Standard & Poor upgrades Opp outlook

Published 12:00 am Wednesday, October 21, 2015

Opp Mayor John Bartholomew announced Monday that Standard & Poor’s upgraded the city of Opp’s credit rating from a stable outlook to a positive one.

Standard & Poor’s announced a revised outlook on the city of Opp’s general obligation (GO) warrants to positive from stable, a company spokeswoman said Tuesday.

At the same time, Standard & Poor’s affirmed its A- rating on the city’s existing GO debt.

“The positive outlook reflects our view that the city’s available general fund balance will exceed, and be maintained at levels above $500,000 over the two-year outlook horizon,” said S&P’s credit analyst Ann Richardson.

Standard & Poor’s assigned its A- underlying rating to Opp’s series 2015A Go refunding warrants, as well.

The warrants constitute general obligations of the city for the payment of which Opp’s full faith, credit and taxing power are irrevocably pledged.

S&P said the rating for Opp reflects the company’s assessment of the following factors for the city:

• Very weak economy;

• Adequate management, with ‘standard’ financial policies and practices under our financial management assessment methodology;

• Adequate budgetary performance;

• Strong budgetary flexibility, with a low nominal available fund;

• Very weak debt and contingent liability position; and strong institutional framework score.

S&P said the positive outlook reflects its opinion that there is a 1-in-3 chance that it could raise the rating within the next two years.

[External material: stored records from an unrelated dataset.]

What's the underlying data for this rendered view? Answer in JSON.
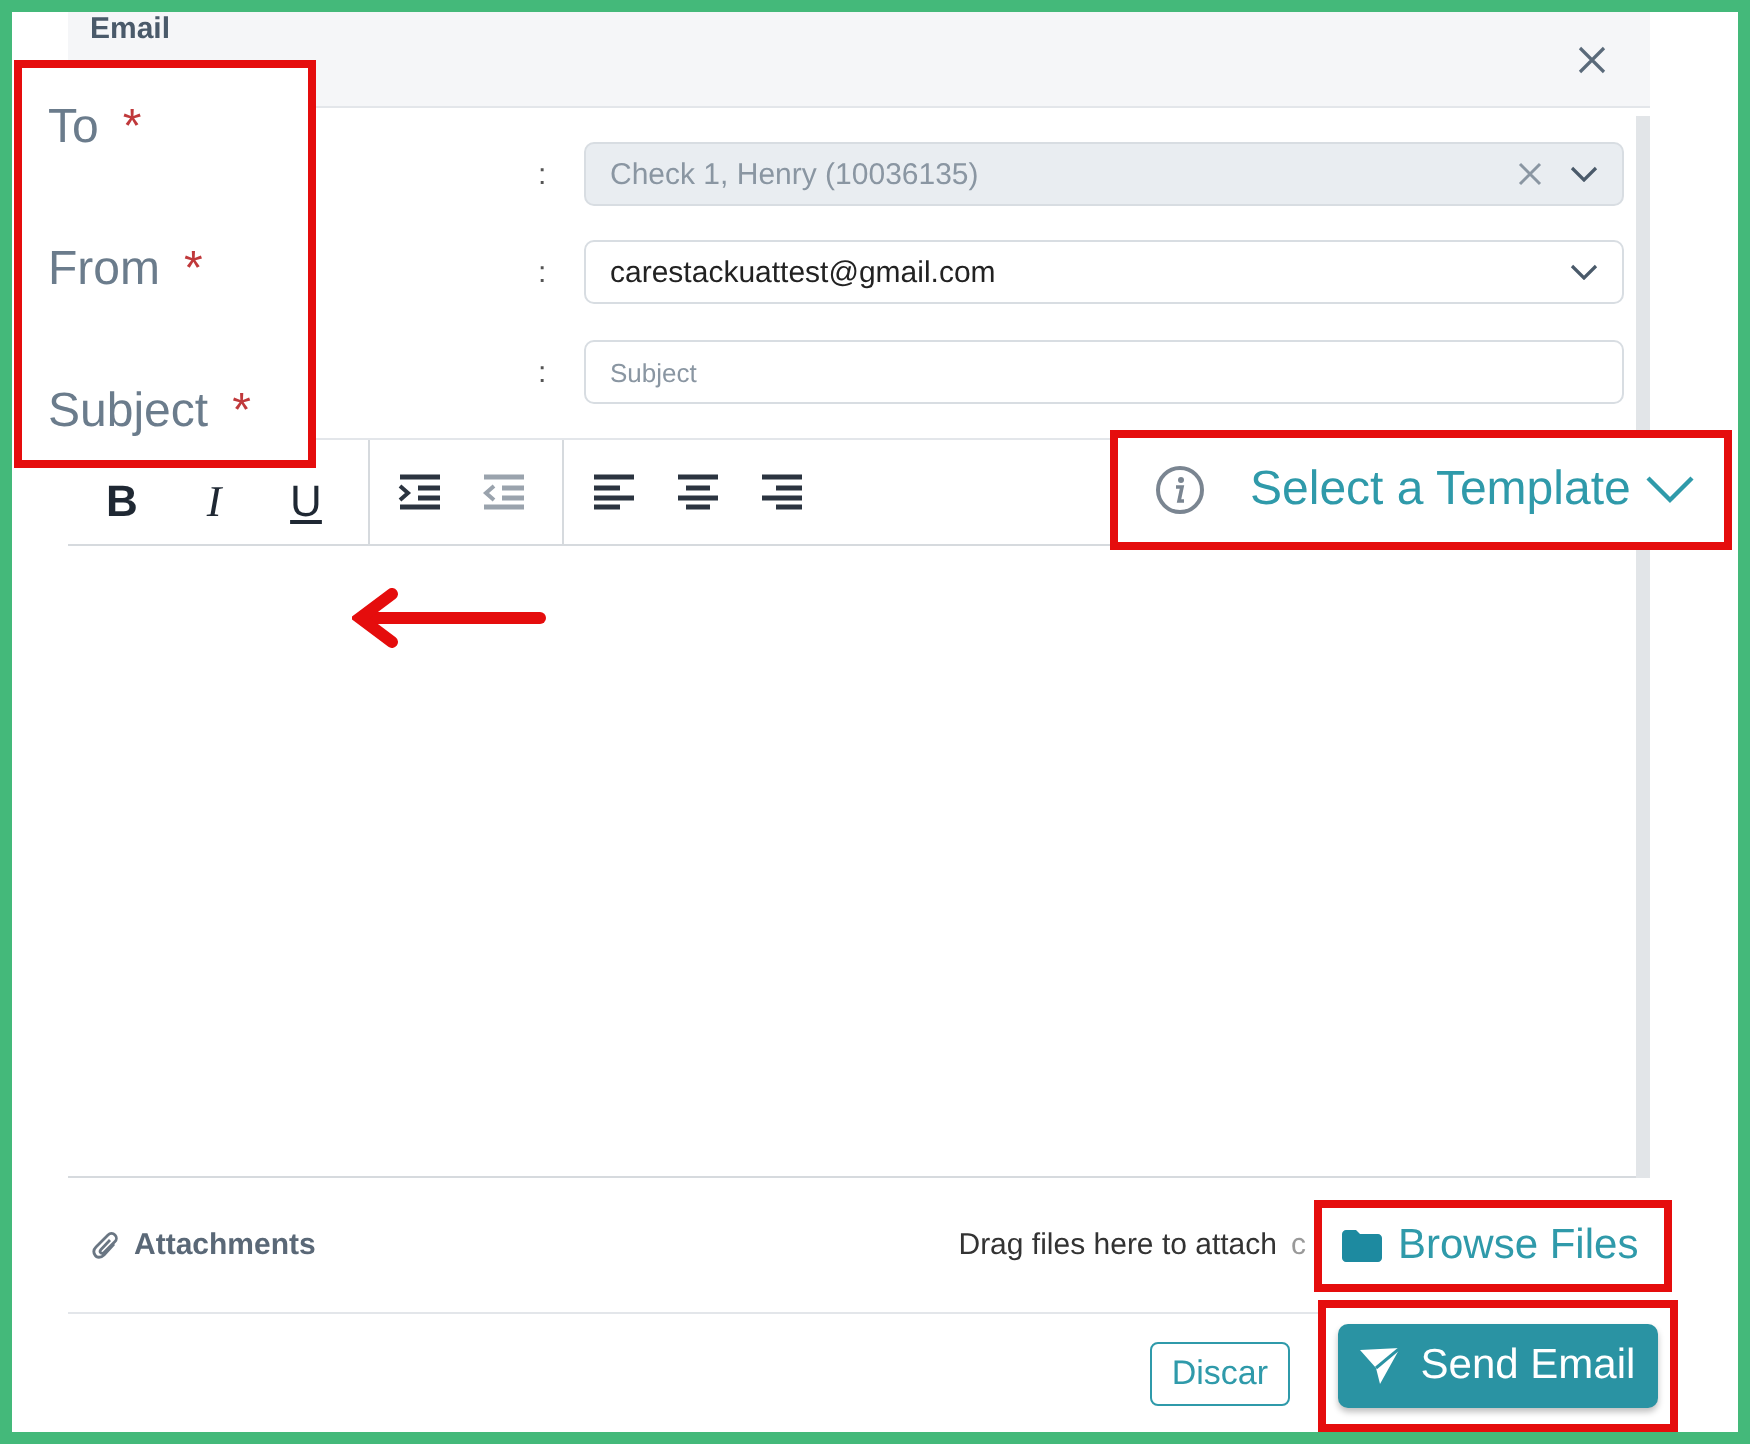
{
  "dialog": {
    "title": "Email"
  },
  "fields": [
    {
      "kind": "select",
      "colon": ":",
      "value": "Check 1, Henry (10036135)",
      "disabled": true,
      "clearable": true
    },
    {
      "kind": "select",
      "colon": ":",
      "value": "carestackuattest@gmail.com",
      "disabled": false,
      "clearable": false
    },
    {
      "kind": "text",
      "colon": ":",
      "placeholder": "Subject",
      "disabled": false
    }
  ],
  "toolbar": [
    [
      {
        "kind": "bold",
        "label": "B",
        "disabled": false
      },
      {
        "kind": "italic",
        "label": "I",
        "disabled": false
      },
      {
        "kind": "underline",
        "label": "U",
        "disabled": false
      }
    ],
    [
      {
        "kind": "indent",
        "disabled": false
      },
      {
        "kind": "outdent",
        "disabled": true
      }
    ],
    [
      {
        "kind": "align-left",
        "disabled": false
      },
      {
        "kind": "align-center",
        "disabled": false
      },
      {
        "kind": "align-right",
        "disabled": false
      }
    ]
  ],
  "attachments": {
    "label": "Attachments",
    "hint": "Drag files here to attach",
    "hint_tail": "c"
  },
  "footer": {
    "discard": "Discar"
  },
  "callouts": {
    "labels": [
      {
        "text": "To",
        "mark": "*"
      },
      {
        "text": "From",
        "mark": "*"
      },
      {
        "text": "Subject",
        "mark": "*"
      }
    ],
    "template": "Select a Template",
    "browse": "Browse Files",
    "send": "Send Email"
  }
}
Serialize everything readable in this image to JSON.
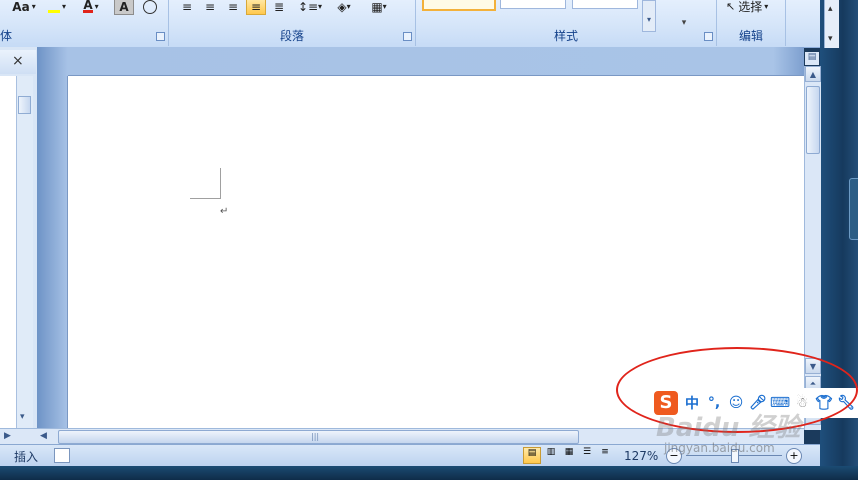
{
  "ribbon": {
    "font_group_label": "体",
    "font_case_label": "Aa",
    "font_color_letter": "A",
    "char_shade_letter": "A",
    "paragraph_group_label": "段落",
    "styles_group_label": "样式",
    "editing_group_label": "编辑",
    "select_label": "选择"
  },
  "navpane": {
    "close_glyph": "×"
  },
  "statusbar": {
    "insert_label": "插入",
    "zoom_label": "127%"
  },
  "ime": {
    "mode_label": "中",
    "logo_letter": "S"
  },
  "watermark": {
    "brand": "Baidu 经验",
    "url": "jingyan.baidu.com"
  },
  "colors": {
    "accent_red": "#e0241b",
    "ime_blue": "#1c6fd0"
  }
}
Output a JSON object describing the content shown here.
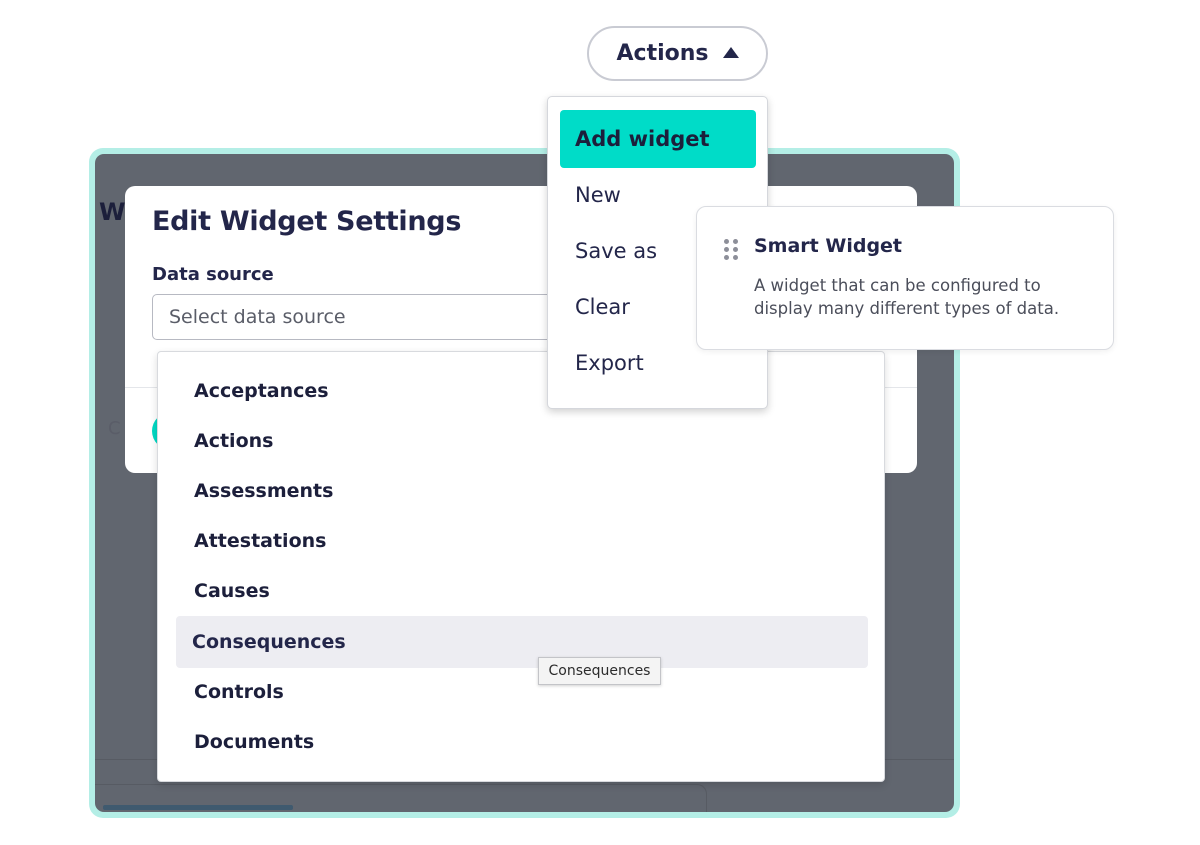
{
  "actions_button": {
    "label": "Actions"
  },
  "actions_menu": {
    "items": [
      {
        "label": "Add widget",
        "active": true
      },
      {
        "label": "New"
      },
      {
        "label": "Save as"
      },
      {
        "label": "Clear"
      },
      {
        "label": "Export"
      }
    ]
  },
  "background": {
    "title_fragment": "Wi",
    "footer_fragment": "C"
  },
  "modal": {
    "title": "Edit Widget Settings",
    "data_source_label": "Data source",
    "data_source_placeholder": "Select data source"
  },
  "data_source_options": [
    "Acceptances",
    "Actions",
    "Assessments",
    "Attestations",
    "Causes",
    "Consequences",
    "Controls",
    "Documents"
  ],
  "hovered_option": "Consequences",
  "tooltip": {
    "text": "Consequences"
  },
  "widget_card": {
    "title": "Smart Widget",
    "description": "A widget that can be configured to display many different types of data."
  },
  "colors": {
    "accent": "#00dcc8",
    "frame_glow": "#b4eee6",
    "overlay": "#61666f",
    "text_dark": "#23264a",
    "hover_row": "#ededf2"
  }
}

Additionally, if Opp’s available general fund balance is increased and maintained at levels above $500,000 over the next year, S&P says it might consider a higher rating.

At the same time, if the city reverts back to its budgetary deficits and does not adequately adjust its budget to manage operational costs, S&P could revise the outlook to stable.

Bartholomew said he expects the rating to go to an A as soon as the city’s audit comes in.

“That is what our bond company told us,” he said.

Bartholomew said that Standard’s and Poor’s, the company that hands down credit ratings, said getting out from under the responsibility of $12 million for the airport would greatly help the city’s credit rating.


Bartholomew said asked the city council to purchase insurance for the airport bonds, which he said guarantees the bonds and makes them more attractive.

“The insurance would pick up the bond payments, if we couldn’t make the payment,” he said. “It makes our bonds more enticing.”

The bonds are being sold to pay the city’s 23 percent of the $12 million owed in airport debt.

The city of Andalusia and the county commission are doing similar.

“I, Bill (Godwin) and Earl (Johnson) said, ‘let’s break it up,’” he said.